Los investigadores evaluaron el potencial de bioseguridad de los modelos fundacionales genómicos entrenando sondas lineales y de atención sobre las activaciones congeladas de la capa-26 de Evo 2 para detectar resistencia antimicrobiana (AMR) en datos metagenómicos. El estudio encontró que estas sondas ligeras pueden detectar AMR con una fuerte discriminación, logrando un ROC-AUC a nivel de región de 0.977 utilizando una sonda de atención de cabeza única.

  • Las sondas lineales alcanzaron un ROC-AUC a nivel de región de 0.888, mientras que las sondas de atención de cabeza única mejoraron esto a 0.977.
  • Las sondas resuelven subcategorías más finas de clases de fármacos AMR y las separan de genes funcionales no relacionados.
  • La virulencia bacteriana también fue decodificable, aunque más débilmente, con un ROC-AUC a nivel de región de 0.833.

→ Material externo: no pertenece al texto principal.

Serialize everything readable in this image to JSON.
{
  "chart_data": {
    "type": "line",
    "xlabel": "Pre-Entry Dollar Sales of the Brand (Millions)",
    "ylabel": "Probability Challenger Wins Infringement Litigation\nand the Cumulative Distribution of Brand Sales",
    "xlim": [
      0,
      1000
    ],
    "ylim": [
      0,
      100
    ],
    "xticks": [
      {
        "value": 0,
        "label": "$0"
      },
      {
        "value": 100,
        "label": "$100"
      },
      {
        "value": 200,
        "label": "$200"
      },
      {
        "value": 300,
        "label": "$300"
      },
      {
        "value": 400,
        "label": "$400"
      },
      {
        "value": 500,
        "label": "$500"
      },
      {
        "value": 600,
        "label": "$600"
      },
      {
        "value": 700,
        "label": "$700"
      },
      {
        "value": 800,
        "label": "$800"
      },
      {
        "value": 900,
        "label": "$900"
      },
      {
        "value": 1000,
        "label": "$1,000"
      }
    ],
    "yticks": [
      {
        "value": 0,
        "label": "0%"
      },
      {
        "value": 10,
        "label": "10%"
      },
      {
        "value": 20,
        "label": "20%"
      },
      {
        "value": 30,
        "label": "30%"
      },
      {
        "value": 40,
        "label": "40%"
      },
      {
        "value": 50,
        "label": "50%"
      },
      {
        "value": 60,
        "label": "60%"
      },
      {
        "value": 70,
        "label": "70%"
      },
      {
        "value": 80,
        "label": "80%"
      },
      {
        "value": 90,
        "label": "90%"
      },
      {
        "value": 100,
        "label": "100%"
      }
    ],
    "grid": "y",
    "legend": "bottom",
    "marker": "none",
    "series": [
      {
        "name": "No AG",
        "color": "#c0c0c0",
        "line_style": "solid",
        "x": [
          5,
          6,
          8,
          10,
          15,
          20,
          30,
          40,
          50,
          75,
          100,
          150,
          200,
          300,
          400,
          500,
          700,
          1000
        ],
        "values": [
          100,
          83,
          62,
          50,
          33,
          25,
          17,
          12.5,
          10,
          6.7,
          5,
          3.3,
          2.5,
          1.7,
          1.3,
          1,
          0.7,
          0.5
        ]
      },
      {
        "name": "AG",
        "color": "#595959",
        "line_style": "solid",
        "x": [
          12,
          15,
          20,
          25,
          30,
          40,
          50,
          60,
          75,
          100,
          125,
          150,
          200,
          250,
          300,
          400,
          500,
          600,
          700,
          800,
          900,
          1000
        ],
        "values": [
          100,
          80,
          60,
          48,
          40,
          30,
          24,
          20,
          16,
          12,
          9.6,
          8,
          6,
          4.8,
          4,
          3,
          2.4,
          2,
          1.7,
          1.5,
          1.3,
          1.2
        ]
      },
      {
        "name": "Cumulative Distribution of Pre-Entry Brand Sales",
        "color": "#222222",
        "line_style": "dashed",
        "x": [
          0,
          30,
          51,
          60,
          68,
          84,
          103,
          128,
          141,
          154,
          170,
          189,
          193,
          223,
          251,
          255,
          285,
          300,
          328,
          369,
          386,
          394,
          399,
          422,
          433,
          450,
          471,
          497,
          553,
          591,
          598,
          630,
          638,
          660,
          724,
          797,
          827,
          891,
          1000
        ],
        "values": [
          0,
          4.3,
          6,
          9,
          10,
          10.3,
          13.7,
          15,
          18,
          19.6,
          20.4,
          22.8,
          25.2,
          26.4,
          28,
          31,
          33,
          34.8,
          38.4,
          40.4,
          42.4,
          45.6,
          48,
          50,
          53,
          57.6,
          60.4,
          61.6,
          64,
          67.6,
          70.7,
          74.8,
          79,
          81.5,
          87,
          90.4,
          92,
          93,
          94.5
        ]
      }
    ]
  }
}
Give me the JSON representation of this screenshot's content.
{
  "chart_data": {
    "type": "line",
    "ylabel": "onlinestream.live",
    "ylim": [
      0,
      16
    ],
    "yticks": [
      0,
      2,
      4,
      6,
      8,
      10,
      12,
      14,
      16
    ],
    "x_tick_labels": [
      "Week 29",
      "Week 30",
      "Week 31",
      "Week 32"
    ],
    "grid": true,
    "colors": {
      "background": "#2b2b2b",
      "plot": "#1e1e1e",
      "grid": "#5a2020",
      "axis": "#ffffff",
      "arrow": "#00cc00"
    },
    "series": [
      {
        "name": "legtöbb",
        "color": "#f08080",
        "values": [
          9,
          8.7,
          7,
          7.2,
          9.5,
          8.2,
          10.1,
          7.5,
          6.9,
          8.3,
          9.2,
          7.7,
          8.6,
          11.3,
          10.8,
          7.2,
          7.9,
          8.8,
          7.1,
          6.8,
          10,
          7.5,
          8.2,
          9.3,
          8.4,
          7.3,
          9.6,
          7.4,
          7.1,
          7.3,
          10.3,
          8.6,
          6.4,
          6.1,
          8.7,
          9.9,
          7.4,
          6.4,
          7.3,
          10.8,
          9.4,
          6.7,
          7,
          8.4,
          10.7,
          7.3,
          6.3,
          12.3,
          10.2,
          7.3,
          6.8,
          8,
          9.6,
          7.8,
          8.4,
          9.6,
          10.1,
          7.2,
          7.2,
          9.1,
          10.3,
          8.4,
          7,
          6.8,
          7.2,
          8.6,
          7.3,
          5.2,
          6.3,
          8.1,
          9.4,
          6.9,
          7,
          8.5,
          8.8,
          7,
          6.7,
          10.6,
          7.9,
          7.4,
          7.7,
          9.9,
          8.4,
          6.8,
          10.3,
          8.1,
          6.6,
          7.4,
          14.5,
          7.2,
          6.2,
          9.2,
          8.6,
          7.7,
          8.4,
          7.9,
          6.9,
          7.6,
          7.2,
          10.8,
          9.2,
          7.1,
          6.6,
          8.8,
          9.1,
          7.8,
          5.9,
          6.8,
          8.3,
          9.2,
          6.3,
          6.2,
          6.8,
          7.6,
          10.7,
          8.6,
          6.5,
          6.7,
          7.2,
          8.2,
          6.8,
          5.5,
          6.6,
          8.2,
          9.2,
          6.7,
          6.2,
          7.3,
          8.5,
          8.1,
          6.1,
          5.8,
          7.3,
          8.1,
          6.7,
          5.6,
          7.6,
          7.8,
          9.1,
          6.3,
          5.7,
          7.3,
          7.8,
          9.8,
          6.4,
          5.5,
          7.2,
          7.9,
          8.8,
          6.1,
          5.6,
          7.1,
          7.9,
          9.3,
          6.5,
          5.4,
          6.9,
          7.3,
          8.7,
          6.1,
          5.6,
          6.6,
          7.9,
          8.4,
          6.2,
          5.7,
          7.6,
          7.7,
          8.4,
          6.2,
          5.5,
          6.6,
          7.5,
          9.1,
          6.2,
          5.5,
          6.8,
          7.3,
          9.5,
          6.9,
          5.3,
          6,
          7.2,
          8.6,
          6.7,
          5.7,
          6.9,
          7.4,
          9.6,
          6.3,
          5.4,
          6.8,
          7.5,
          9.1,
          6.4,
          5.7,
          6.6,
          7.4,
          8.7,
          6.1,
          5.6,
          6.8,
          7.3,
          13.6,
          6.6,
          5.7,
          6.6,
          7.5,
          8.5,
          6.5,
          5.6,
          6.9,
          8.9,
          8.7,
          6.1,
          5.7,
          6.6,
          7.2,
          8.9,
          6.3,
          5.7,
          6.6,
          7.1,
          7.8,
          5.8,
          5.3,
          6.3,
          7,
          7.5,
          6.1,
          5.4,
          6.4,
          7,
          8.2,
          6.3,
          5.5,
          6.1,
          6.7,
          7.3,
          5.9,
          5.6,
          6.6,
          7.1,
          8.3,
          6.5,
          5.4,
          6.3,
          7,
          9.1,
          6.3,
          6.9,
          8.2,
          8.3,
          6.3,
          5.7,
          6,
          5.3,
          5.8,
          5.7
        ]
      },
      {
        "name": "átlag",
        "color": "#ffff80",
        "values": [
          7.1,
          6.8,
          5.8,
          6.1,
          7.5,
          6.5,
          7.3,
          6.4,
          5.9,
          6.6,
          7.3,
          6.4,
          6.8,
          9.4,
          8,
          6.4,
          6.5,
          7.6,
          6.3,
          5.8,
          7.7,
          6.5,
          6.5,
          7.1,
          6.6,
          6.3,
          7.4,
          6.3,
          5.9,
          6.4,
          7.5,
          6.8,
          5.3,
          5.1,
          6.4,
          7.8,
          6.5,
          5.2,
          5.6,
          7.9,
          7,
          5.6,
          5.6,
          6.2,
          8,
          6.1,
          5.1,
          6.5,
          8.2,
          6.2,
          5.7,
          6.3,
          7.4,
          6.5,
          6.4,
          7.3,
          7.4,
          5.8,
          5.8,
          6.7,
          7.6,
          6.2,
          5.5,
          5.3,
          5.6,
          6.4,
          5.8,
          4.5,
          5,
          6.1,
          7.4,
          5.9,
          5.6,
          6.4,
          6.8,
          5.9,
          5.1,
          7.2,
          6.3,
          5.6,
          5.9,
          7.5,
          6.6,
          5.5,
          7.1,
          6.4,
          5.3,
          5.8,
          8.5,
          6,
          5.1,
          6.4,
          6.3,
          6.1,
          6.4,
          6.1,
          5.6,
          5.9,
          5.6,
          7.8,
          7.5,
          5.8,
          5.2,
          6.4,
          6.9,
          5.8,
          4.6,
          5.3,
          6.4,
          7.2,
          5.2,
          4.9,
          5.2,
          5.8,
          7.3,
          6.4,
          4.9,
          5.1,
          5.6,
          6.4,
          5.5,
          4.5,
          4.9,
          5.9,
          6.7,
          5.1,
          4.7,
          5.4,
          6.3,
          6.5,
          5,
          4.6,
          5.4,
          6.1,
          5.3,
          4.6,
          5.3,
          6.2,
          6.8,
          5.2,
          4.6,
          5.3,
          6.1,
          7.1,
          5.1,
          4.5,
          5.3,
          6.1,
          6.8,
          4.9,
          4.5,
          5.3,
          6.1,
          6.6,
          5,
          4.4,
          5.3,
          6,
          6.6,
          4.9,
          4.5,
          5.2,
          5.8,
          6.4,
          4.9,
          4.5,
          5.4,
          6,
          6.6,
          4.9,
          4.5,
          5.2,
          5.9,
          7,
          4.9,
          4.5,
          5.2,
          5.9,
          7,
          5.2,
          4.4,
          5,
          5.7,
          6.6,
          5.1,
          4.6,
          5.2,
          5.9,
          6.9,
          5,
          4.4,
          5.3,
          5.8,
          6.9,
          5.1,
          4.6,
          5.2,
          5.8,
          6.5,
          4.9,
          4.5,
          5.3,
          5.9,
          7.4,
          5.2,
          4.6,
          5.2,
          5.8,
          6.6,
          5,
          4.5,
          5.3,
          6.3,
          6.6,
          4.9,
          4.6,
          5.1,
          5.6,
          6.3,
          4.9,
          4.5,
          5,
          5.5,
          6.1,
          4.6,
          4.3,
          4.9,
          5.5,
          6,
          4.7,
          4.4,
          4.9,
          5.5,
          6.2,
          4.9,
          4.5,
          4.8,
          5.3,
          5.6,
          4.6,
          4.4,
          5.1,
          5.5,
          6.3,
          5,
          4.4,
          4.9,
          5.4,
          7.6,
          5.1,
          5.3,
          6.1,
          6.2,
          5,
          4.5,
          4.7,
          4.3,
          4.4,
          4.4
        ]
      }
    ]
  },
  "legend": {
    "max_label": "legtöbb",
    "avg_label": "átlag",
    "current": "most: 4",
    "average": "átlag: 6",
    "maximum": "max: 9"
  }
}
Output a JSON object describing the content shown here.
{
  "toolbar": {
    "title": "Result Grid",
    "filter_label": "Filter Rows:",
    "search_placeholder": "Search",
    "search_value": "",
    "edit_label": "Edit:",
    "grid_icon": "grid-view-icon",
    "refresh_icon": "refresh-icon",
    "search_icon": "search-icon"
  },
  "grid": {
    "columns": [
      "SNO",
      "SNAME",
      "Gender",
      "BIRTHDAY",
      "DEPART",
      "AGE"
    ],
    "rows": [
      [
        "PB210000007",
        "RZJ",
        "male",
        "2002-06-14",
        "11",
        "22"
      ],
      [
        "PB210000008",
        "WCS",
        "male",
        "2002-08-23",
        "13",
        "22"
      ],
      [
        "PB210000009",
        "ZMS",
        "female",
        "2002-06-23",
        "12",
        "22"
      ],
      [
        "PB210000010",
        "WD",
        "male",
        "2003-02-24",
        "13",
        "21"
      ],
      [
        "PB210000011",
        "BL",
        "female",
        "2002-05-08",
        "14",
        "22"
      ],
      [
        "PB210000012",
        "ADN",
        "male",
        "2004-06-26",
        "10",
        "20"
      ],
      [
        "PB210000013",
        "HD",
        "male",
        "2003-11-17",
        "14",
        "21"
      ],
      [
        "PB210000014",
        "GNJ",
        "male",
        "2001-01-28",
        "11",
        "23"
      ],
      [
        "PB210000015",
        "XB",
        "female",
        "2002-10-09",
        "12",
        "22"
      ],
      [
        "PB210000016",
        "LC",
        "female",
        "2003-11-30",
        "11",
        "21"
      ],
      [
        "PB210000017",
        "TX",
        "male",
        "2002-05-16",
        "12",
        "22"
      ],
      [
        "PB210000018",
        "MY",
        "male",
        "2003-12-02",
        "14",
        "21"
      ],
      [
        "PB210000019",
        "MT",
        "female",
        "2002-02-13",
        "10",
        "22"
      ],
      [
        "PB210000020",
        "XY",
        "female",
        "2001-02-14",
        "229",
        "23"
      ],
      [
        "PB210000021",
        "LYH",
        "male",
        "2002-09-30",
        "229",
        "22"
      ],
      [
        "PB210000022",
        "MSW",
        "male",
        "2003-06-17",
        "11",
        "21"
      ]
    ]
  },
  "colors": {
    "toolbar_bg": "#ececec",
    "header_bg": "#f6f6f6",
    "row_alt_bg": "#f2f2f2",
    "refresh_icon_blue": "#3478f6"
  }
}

  • La sonda AMR mantuvo un rendimiento de clasificación comparable en lecturas cortas simuladas sin reentrenamiento, logrando un ROC-AUC a nivel de lectura de 0.898.
  • Dentro de SynGenome, las etiquetas de prompt asociadas a AMR solo fueron recuperables débilmente a partir de secuencias generadas por Evo 1.5.

Estos resultados posicionan a las sondas basadas en incrustaciones como una capa de detección rápida e económica de primer paso para la biosurveillance metagenómica, mapeando las fortalezas y límites del uso de representaciones de modelos fundacionales para el cribado de bioseguridad.